Увлекательно рассказывая о стоицизме, он вдруг нахмурился, почмокал губами и строго сказал:
- Стеганое, а не стежаное; есть глаголы стегать и стяжать, а глагола стежать нет...
Эта фраза явно не имела никакого отношения к философии стоиков. Заметив, что я недоумеваю, он торопливо произнес, кивнув головой на дверь соседней комнаты:
- Они там говорят: стежаное одеяло!
И продолжал:
- А слащавый болтун Ренан...
Нередко он говорил мне:
- Вы хорошо рассказываете - своими словами, крепко, не книжно,
Но почти всегда замечал небрежности речи и говорил вполголоса, как бы для себя:
- Подобно, а рядом - абсолютно, когда можно сказать - совершенно!
Иногда же укорял:
- Хлибкий субъект-разве можно ставить рядом такие несхожие по духу слова? Нехорошо...
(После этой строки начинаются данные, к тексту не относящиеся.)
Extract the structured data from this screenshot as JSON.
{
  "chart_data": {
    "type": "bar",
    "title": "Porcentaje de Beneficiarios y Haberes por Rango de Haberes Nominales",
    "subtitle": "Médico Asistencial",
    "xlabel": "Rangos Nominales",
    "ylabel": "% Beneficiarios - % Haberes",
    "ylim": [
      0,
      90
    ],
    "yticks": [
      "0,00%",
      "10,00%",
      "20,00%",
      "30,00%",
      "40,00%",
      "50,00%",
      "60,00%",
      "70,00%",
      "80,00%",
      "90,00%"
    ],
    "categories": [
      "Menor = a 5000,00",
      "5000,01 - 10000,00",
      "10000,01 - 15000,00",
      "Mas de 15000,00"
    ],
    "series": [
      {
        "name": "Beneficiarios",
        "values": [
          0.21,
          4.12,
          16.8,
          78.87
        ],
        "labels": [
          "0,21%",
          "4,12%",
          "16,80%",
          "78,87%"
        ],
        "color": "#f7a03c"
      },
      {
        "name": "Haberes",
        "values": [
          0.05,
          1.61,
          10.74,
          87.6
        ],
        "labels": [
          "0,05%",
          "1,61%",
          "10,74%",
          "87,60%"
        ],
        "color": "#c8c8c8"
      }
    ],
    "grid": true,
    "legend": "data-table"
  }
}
го чуткость к формам речи казалась мне - порою - болезненно острой; однажды он сказал:
У какого-то писателя я встретил в одной фразе кошку и кишку-отвратительно! Меня едва не стошнило. иногда он рассуждал:
Подождем и под дождем - какая связь?
однажды, придя из парка, сказал:
- Сейчас садовник говорит: насилу столковался. Не правда ли - странно? Куются якоря, а не столы. Как же связаны эти глаголы - ковать и толковать? Не люблю филологов - они схоласты, но пред ними важная работа по языку. Мы говорим словами, которых не понимаем. Вот, например, как образовались глаголы просить и бросить?
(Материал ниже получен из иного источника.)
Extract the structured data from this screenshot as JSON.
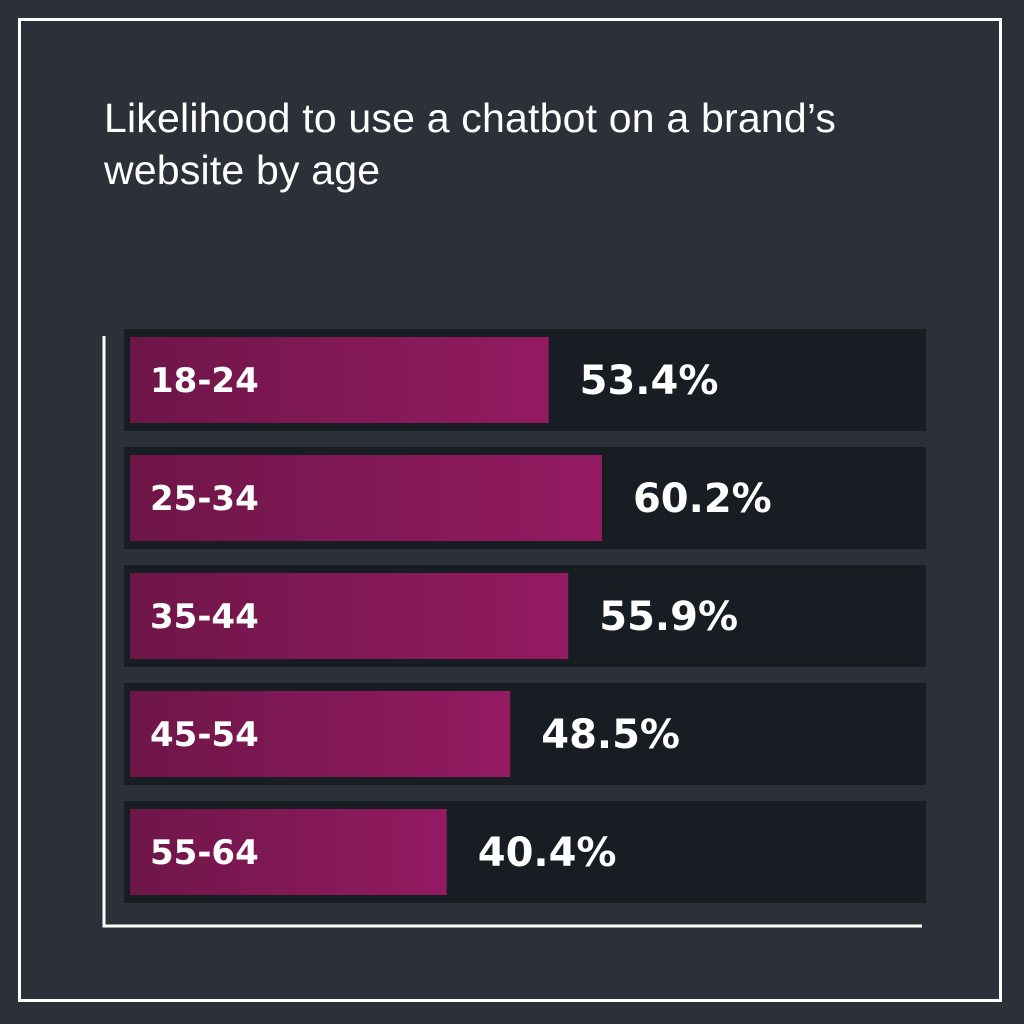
{
  "title": "Likelihood to use a chatbot on a brand’s website by age",
  "colors": {
    "background": "#2c3038",
    "track": "#181d23",
    "bar_start": "#6e1648",
    "bar_end": "#941a62",
    "text": "#ffffff",
    "frame": "#ffffff"
  },
  "chart_data": {
    "type": "bar",
    "orientation": "horizontal",
    "title": "Likelihood to use a chatbot on a brand’s website by age",
    "categories": [
      "18-24",
      "25-34",
      "35-44",
      "45-54",
      "55-64"
    ],
    "values": [
      53.4,
      60.2,
      55.9,
      48.5,
      40.4
    ],
    "value_labels": [
      "53.4%",
      "60.2%",
      "55.9%",
      "48.5%",
      "40.4%"
    ],
    "xlabel": "",
    "ylabel": "",
    "xlim": [
      0,
      100
    ],
    "grid": false,
    "legend": "none"
  }
}
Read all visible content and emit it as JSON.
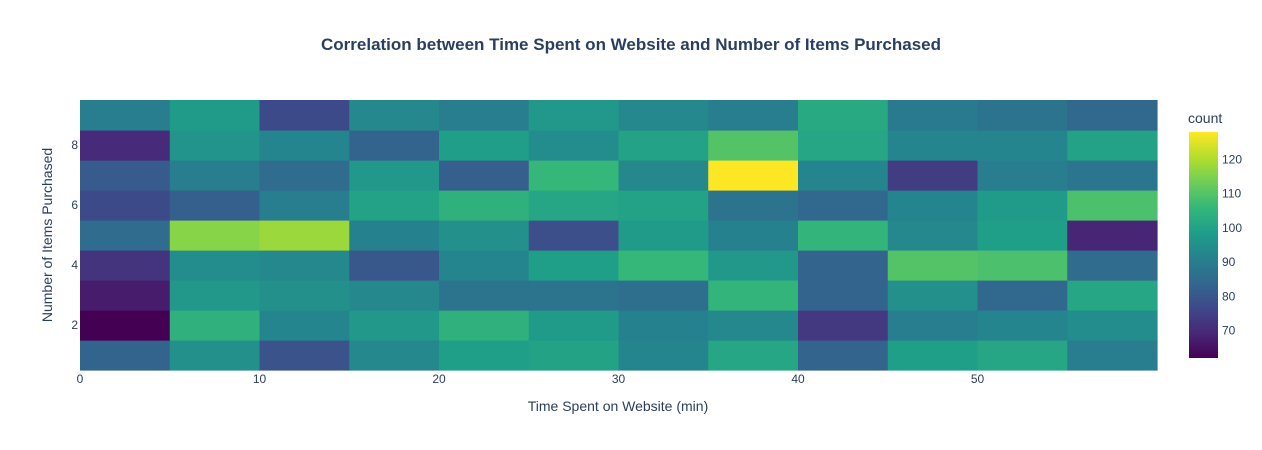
{
  "chart_data": {
    "type": "heatmap",
    "title": "Correlation between Time Spent on Website and Number of Items Purchased",
    "xlabel": "Time Spent on Website (min)",
    "ylabel": "Number of Items Purchased",
    "x_bin_edges": [
      0,
      5,
      10,
      15,
      20,
      25,
      30,
      35,
      40,
      45,
      50,
      55,
      60
    ],
    "y_bin_edges": [
      0,
      1,
      2,
      3,
      4,
      5,
      6,
      7,
      8,
      9
    ],
    "xlim": [
      0,
      60
    ],
    "ylim": [
      0,
      9
    ],
    "x_ticks": [
      0,
      10,
      20,
      30,
      40,
      50
    ],
    "y_ticks": [
      2,
      4,
      6,
      8
    ],
    "values": [
      [
        83,
        95,
        79,
        93,
        99,
        100,
        92,
        101,
        83,
        99,
        101,
        90
      ],
      [
        62,
        104,
        92,
        97,
        104,
        98,
        91,
        93,
        73,
        90,
        92,
        94
      ],
      [
        67,
        97,
        95,
        93,
        87,
        87,
        86,
        105,
        83,
        95,
        84,
        101
      ],
      [
        72,
        94,
        93,
        80,
        92,
        99,
        106,
        97,
        83,
        110,
        109,
        85
      ],
      [
        85,
        116,
        118,
        91,
        95,
        78,
        98,
        91,
        105,
        93,
        99,
        69
      ],
      [
        77,
        82,
        90,
        100,
        104,
        101,
        100,
        87,
        84,
        92,
        98,
        109
      ],
      [
        81,
        90,
        85,
        97,
        82,
        106,
        93,
        128,
        92,
        74,
        90,
        88
      ],
      [
        70,
        96,
        92,
        83,
        99,
        94,
        100,
        110,
        101,
        92,
        92,
        100
      ],
      [
        90,
        98,
        77,
        93,
        90,
        97,
        93,
        90,
        102,
        89,
        87,
        84
      ]
    ],
    "colorscale": "viridis",
    "colorbar": {
      "title": "count",
      "range": [
        62,
        128
      ],
      "ticks": [
        70,
        80,
        90,
        100,
        110,
        120
      ]
    },
    "grid": false,
    "legend": "right"
  }
}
Чаще всего он говорил о языке Достоевского:
- Он писал безобразно и даже нарочно некрасиво,- я уверен, что нарочно, из кокетства. Он форсил; в "Идиоте" у него написано: "В наглом приставании и афишевании знакомства". Я думаю, он нарочно исказил слово афишировать, потому что оно чужое, западное. Но у него можно найти и непростительные промахи; идиот говорит: "Осел - добрый и полезный человек", но никто не смеется, хотя эти слова неизбежно должны вызвать смех или какое-нибудь замечание. Он говорит это при трех сестрах, а они любили высмеивать его. Особенно Аглая. Эту книгу считают плохой, но главное, что в ней плохо, это то, что князь Мышкин - эпилептик. Будь он здоров - его сердечная наивность, его чистота очень трогали бы нас. Но для того, чтоб написать его здоровым, у Достоевского не хватило храбрости. Да и не любил он здоровых людей. Он был уверен, что если сам он болен - весь мир болен...
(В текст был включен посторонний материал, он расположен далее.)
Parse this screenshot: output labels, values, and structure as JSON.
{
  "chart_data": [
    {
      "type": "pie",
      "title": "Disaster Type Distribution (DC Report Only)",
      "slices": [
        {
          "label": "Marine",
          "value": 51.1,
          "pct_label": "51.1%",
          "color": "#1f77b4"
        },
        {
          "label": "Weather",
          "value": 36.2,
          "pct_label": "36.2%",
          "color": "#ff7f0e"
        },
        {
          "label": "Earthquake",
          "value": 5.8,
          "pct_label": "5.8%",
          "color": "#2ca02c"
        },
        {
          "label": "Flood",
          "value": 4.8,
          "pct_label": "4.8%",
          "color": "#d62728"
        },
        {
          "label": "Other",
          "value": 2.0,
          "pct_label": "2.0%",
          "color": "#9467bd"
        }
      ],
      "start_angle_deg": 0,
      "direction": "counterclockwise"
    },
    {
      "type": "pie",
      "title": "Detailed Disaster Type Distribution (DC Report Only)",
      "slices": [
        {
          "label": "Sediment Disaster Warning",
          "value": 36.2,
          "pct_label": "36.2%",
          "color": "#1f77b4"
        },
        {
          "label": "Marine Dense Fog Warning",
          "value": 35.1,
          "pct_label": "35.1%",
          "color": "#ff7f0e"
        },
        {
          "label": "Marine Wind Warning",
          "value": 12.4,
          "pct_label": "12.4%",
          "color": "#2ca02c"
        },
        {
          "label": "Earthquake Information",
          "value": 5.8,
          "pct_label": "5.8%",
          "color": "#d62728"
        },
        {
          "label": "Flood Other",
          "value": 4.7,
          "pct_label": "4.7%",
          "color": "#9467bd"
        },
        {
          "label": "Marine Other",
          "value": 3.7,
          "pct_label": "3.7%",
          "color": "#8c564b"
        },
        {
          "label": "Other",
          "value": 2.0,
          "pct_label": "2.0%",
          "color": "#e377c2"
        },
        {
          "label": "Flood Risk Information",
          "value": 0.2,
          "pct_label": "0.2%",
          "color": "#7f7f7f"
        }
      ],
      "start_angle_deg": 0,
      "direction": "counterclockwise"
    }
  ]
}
Читал Сулеру и мне вариант сцены падения "Отца Сергия" - безжалостная сцена. Сулер надул губы и взволнованно заерзал.
- Ты что? Не нравится? - спросил Л. Н.
- Уж очень жестоко, точно у Достоевского. Эта гнилая девица, и груди у нее, как блины, и все. Почему он не согрешил с женщиной красивой, здоровой?